The next line is concise, but it contains the real meat of the implementation:

Ok(Some(document.emit_key_and_value(shape.sides, 1)))

This line is creating a Map with the number of sides contained in the Shape we deserialized as the "key" and 1 as the "value".

What PliantDB does behind the scenes is it builds a btree index using the key provided. More than one document can emit the same key, and when querying you'll receive multiple results back. Let's take a look at one of the queries from later in the example:

// At this point, our database should have 3 triangles:
let triangles = db
    .view::<ShapesByNumberOfSides>()
    .with_key(3)
    .query()
    .await?;

When executing this query, PliantDB will update the view's index if needed, and then find all entries with the key 3 and return them. query() returns the Map entries, but if you also want the documents, query_with_docs() will return MappedDocuments instead. There are also other methods than exact key matches to query the views, but let's move onto looking at what reduce() provides.

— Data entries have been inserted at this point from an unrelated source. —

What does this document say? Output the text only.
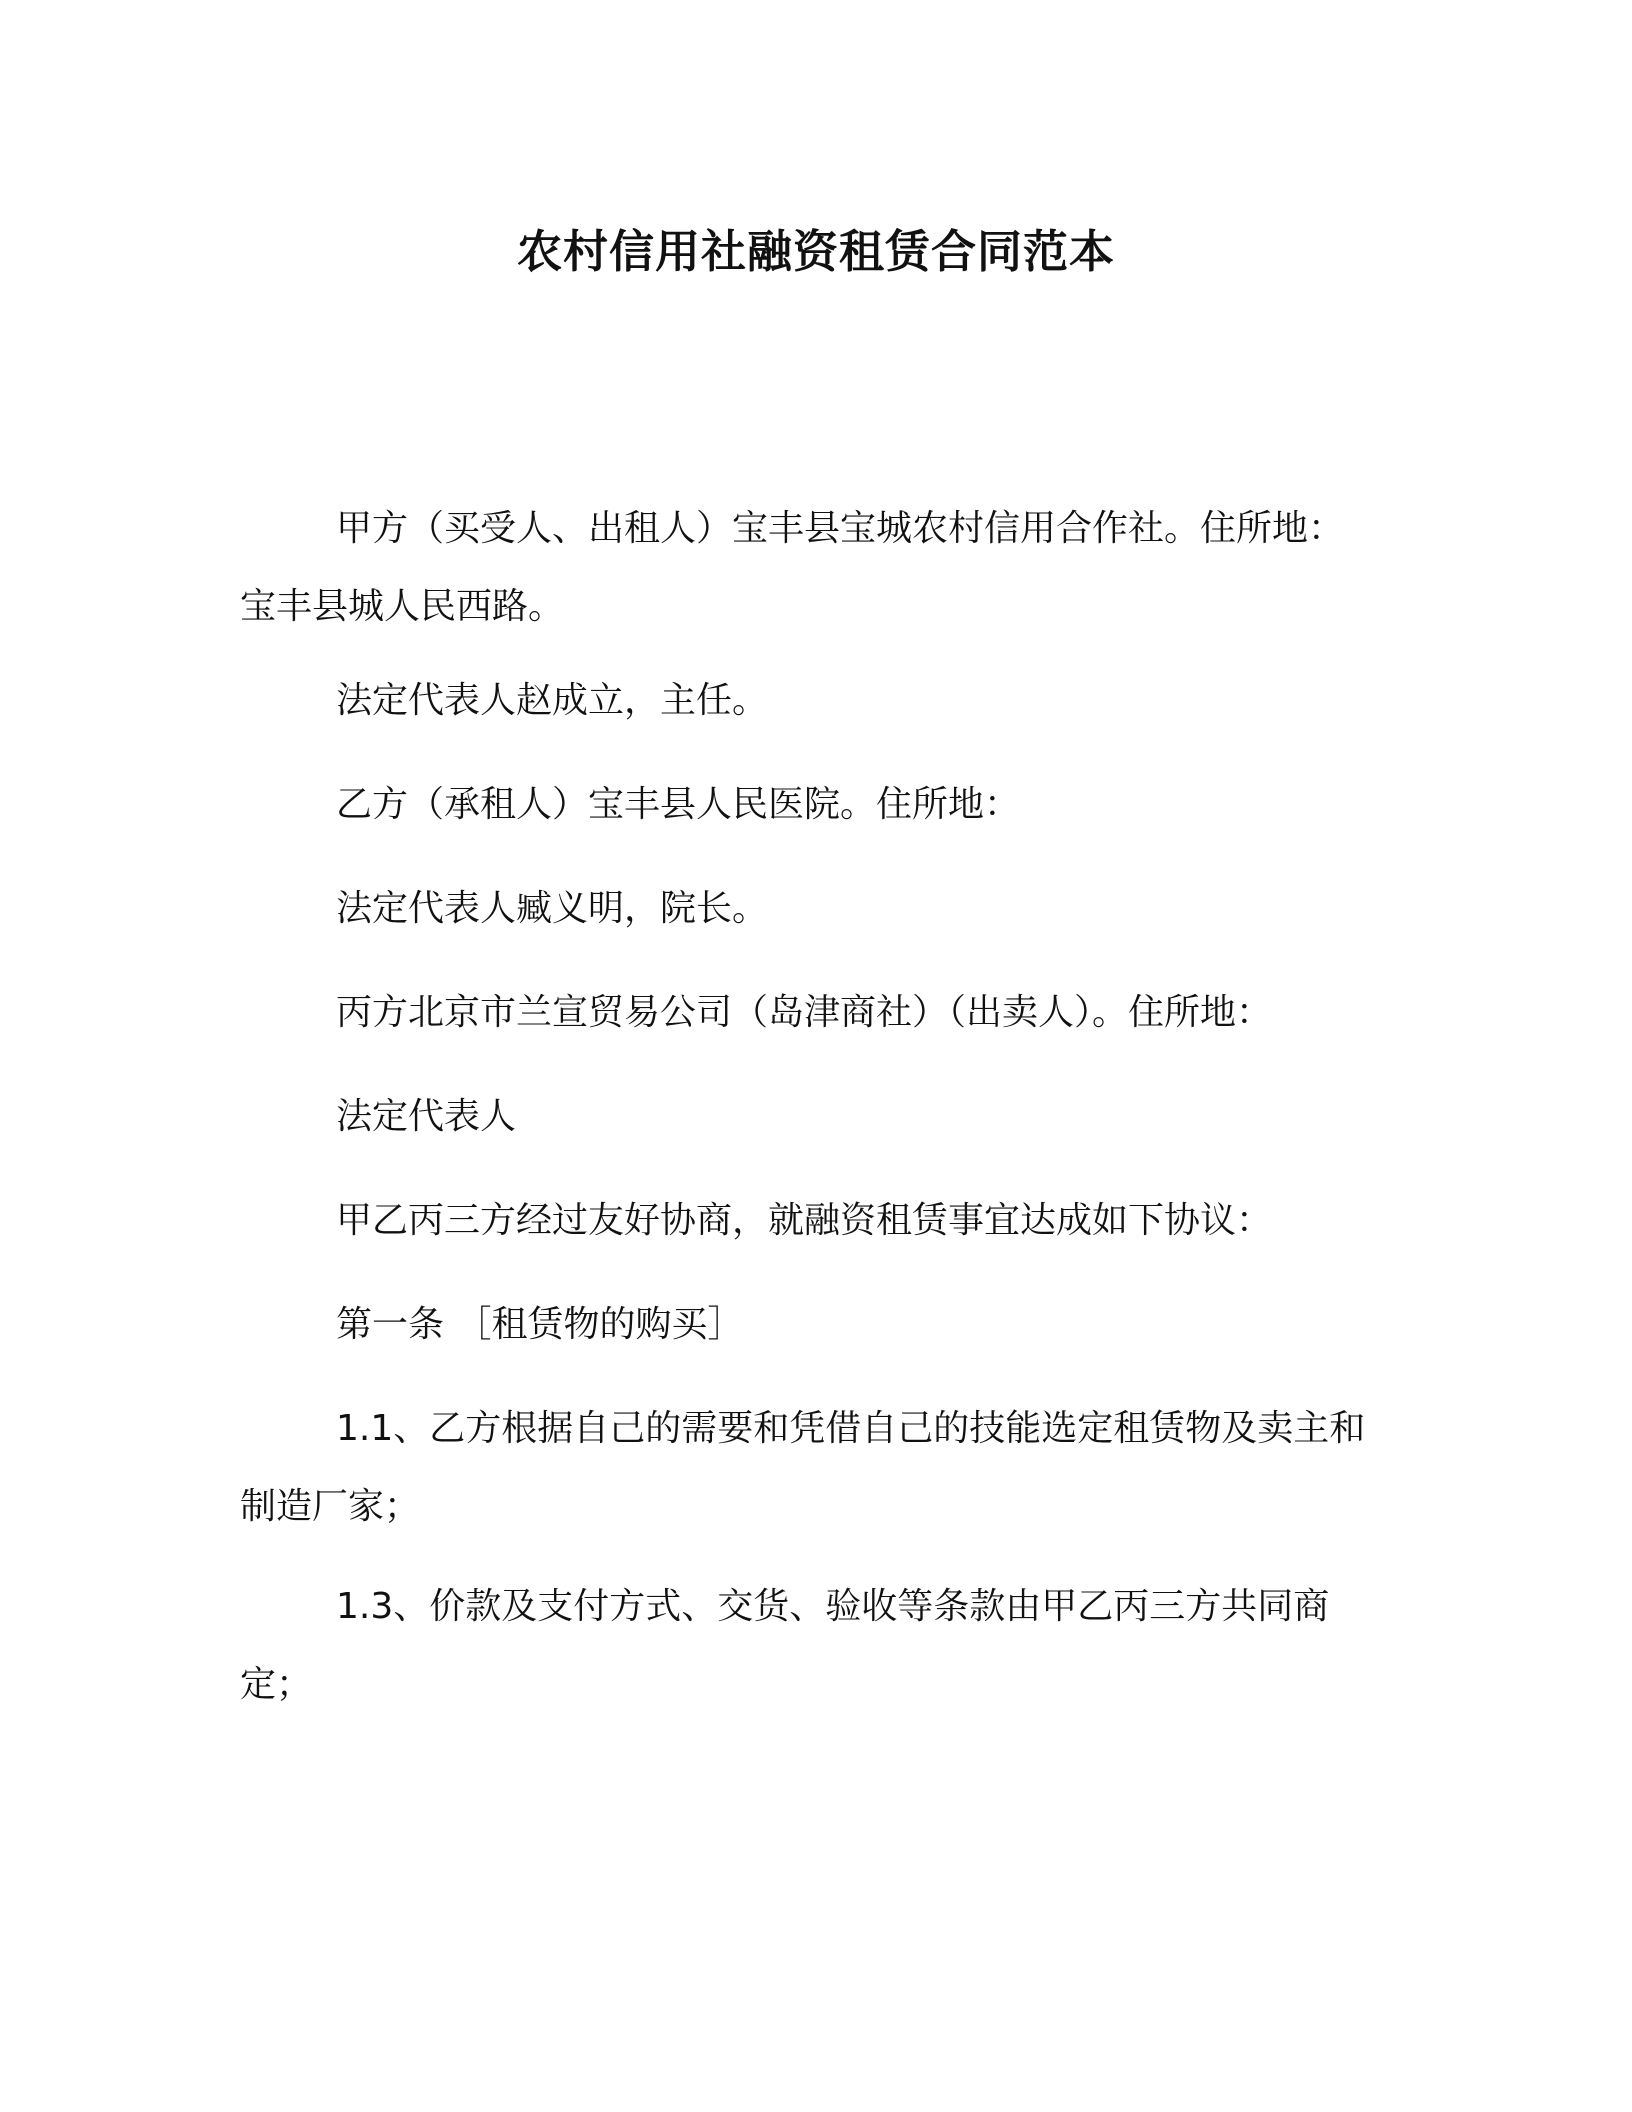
农村信用社融资租赁合同范本
甲方（买受人、出租人）宝丰县宝城农村信用合作社。住所地：宝丰县城人民西路。
法定代表人赵成立，主任。
乙方（承租人）宝丰县人民医院。住所地：
法定代表人臧义明，院长。
丙方北京市兰宣贸易公司（岛津商社）（出卖人）。住所地：
法定代表人
甲乙丙三方经过友好协商，就融资租赁事宜达成如下协议：
第一条 ［租赁物的购买］
1.1、乙方根据自己的需要和凭借自己的技能选定租赁物及卖主和制造厂家；
1.3、价款及支付方式、交货、验收等条款由甲乙丙三方共同商定；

In the example, we're creating a bunch of shapes with different numbers of sides, and reduce is a terse one-liner:

Ok(mappings.iter().map(|m| m.value).sum())

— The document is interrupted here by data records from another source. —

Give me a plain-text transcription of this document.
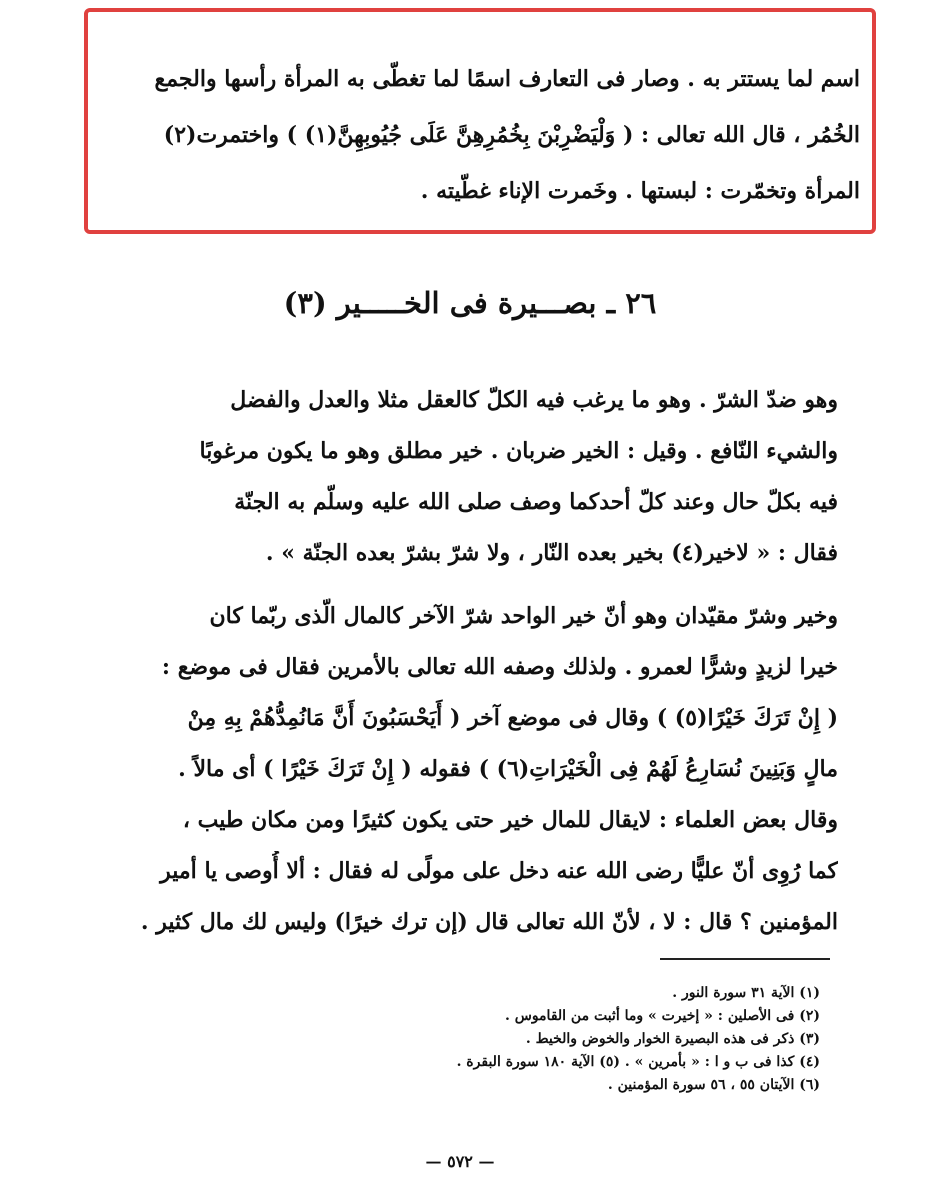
اسم لما يستتر به . وصار فى التعارف اسمًا لما تغطّى به المرأة رأسها والجمع
الخُمُر ، قال الله تعالى : ( وَلْيَضْرِبْنَ بِخُمُرِهِنَّ عَلَى جُيُوبِهِنَّ(١) ) واختمرت(٢)
المرأة وتخمّرت : لبستها . وخَمرت الإناء غطّيته .
٢٦ ـ بصـــيرة فى الخـــــير (٣)
وهو ضدّ الشرّ . وهو ما يرغب فيه الكلّ كالعقل مثلا والعدل والفضل
والشيء النّافع . وقيل : الخير ضربان . خير مطلق وهو ما يكون مرغوبًا
فيه بكلّ حال وعند كلّ أحدكما وصف صلى الله عليه وسلّم به الجنّة
فقال : « لاخير(٤) بخير بعده النّار ، ولا شرّ بشرّ بعده الجنّة » .
وخير وشرّ مقيّدان وهو أنّ خير الواحد شرّ الآخر كالمال الّذى ربّما كان
خيرا لزيدٍ وشرًّا لعمرو . ولذلك وصفه الله تعالى بالأمرين فقال فى موضع :
( إِنْ تَرَكَ خَيْرًا(٥) ) وقال فى موضع آخر ( أَيَحْسَبُونَ أَنَّ مَانُمِدُّهُمْ بِهِ مِنْ
مالٍ وَبَنِينَ نُسَارِعُ لَهُمْ فِى الْخَيْرَاتِ(٦) ) فقوله ( إِنْ تَرَكَ خَيْرًا ) أى مالاً .
وقال بعض العلماء : لايقال للمال خير حتى يكون كثيرًا ومن مكان طيب ،
كما رُوِى أنّ عليًّا رضى الله عنه دخل على مولًى له فقال : ألا أُوصى يا أمير
المؤمنين ؟ قال : لا ، لأنّ الله تعالى قال (إن ترك خيرًا) وليس لك مال كثير .
(١) الآية ٣١ سورة النور .
(٢) فى الأصلين : « إخيرت » وما أثبت من القاموس .
(٣) ذكر فى هذه البصيرة الخوار والخوض والخيط .
(٤) كذا فى ب و ا : « بأمرين » . (٥) الآية ١٨٠ سورة البقرة .
(٦) الآيتان ٥٥ ، ٥٦ سورة المؤمنين .
— ٥٧٢ —
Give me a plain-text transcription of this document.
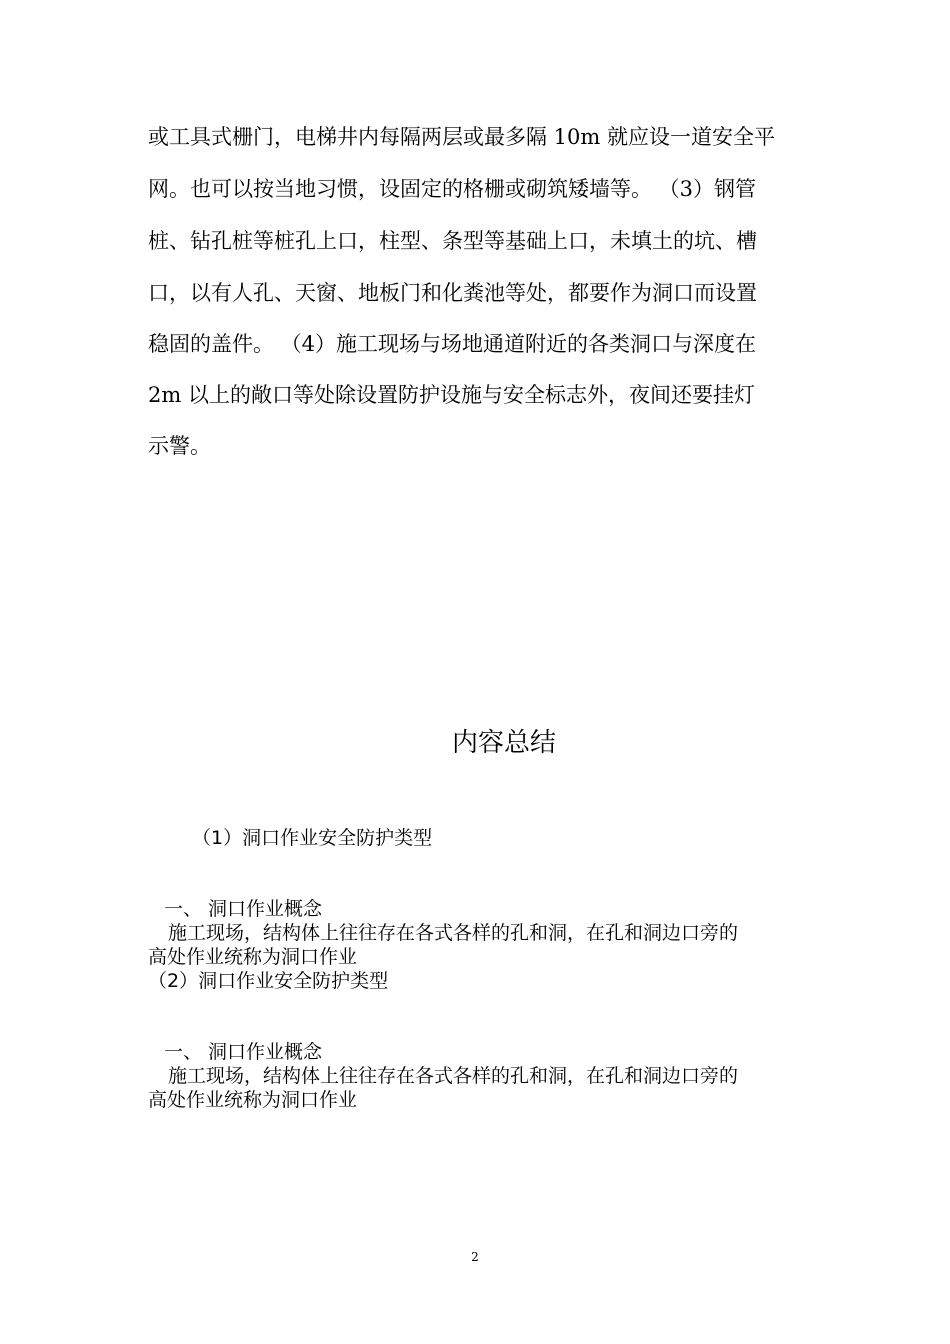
或工具式栅门，电梯井内每隔两层或最多隔 10m 就应设一道安全平
网。也可以按当地习惯，设固定的格栅或砌筑矮墙等。 （3）钢管
桩、钻孔桩等桩孔上口，柱型、条型等基础上口，未填土的坑、槽
口，以有人孔、天窗、地板门和化粪池等处，都要作为洞口而设置
稳固的盖件。 （4）施工现场与场地通道附近的各类洞口与深度在
2m 以上的敞口等处除设置防护设施与安全标志外，夜间还要挂灯
示警。
内容总结
（1）洞口作业安全防护类型
一、 洞口作业概念
施工现场，结构体上往往存在各式各样的孔和洞，在孔和洞边口旁的
高处作业统称为洞口作业
（2）洞口作业安全防护类型
一、 洞口作业概念
施工现场，结构体上往往存在各式各样的孔和洞，在孔和洞边口旁的
高处作业统称为洞口作业
2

reduce() is called periodically when PliantDB needs to take a list of mapped values and reduce them into a single value. In this example, each entry has a value of 1, meaning that if we have a list of entries, the sum() will yield the total count.

To be efficient, PliantDB also uses an approach similar to CouchDB, where reduce() is implemented with multiple levels. Each unique key in a View will have its own cached reduce() value, calculated by calling reduce() with a list of all the values from the individual entries. If a particular reduce query is executed that spans multiple keys, reduce() will be called with a list of all of those keys and values and the parameter rereduce will be true.

println!(
    "Number of quads and triangles: {} (expected 5)",
    db.view::<ShapesByNumberOfSides>()
        .with_keys(vec![3, 4])
        .reduce()
        .await?
);

This statement shows how a query for multiple keys works, and how a single usize is produced by calling reduce() on ShapesByNumberOfSides.

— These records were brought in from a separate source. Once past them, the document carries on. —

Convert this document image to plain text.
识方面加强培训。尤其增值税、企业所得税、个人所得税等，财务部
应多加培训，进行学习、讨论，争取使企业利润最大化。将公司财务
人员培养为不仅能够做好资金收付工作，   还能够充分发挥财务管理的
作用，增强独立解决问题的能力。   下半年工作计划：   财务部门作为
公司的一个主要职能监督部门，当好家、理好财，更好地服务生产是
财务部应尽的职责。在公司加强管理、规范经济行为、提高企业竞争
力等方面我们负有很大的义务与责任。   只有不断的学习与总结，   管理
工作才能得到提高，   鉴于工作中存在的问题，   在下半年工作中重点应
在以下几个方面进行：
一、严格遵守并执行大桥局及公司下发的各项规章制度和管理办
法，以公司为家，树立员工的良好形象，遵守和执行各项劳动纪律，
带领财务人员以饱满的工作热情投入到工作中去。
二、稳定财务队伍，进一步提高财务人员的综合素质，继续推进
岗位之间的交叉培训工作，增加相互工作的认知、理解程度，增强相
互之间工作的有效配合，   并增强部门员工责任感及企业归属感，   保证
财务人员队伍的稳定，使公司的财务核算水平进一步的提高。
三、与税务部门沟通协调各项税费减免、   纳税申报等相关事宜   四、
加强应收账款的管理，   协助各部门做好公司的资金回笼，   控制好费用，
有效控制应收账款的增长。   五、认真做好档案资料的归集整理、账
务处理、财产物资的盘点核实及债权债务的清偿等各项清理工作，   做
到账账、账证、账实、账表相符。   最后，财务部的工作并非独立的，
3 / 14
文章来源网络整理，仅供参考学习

What makes a database trustworthy

I'm nearing a point where I could see myself using PliantDB in projects, but I'm not at the point I would have anyone else use it in their projects. One of the last keys to making me feel safe with this database was having a reliable backup pipeline. While I espect that clustering and replication will largely be how I deploy PliantDB long-term, knowing that I can restore data from a backup if something goes wrong is critical in the early days.

As such, I prioritized getting a local-database backup option working. I finished that up earlier today. There are two commands that are relevant:

pliantdb local-backup somedatabase.pliantdb save

That exports somedatabase.pliantdb to somedatabase.pliantdb.backup. There are options to customize the output location and name. The format is fairly straightforward. Let's use the shapes example:

view-examples.pliantdb.backup/
  shapes/
    0.0.cbor
    2.0.cbor
    ...

And, reloading works as easily:

pliantdb local-backup reloadtarget.pliantdb load view-examples.pliantdb.backup

What's next?

I'm ready to begin implementing the server architecture. Initially, the server will be a standalone server with replication support coming shortly behind. The idea is to support a manual failover to read replicas (or scripted if you want to go to the effort). After that is stabilized, clustering will be the last core component of supporting a true highly-available configuration.

I may, however, delay my work on clustering and instead focus on the apps that will be using these databases. The only way for me to feel comfortable suggesting other people use this library is once I've used it successfully myself for a reasonable amount of time. In a way, it's silly to strive for high-availability before the core has been proven in production.

Regardless, I hope there are a few people out there excited by the prospects of an easy-to-use, Rust-native document database.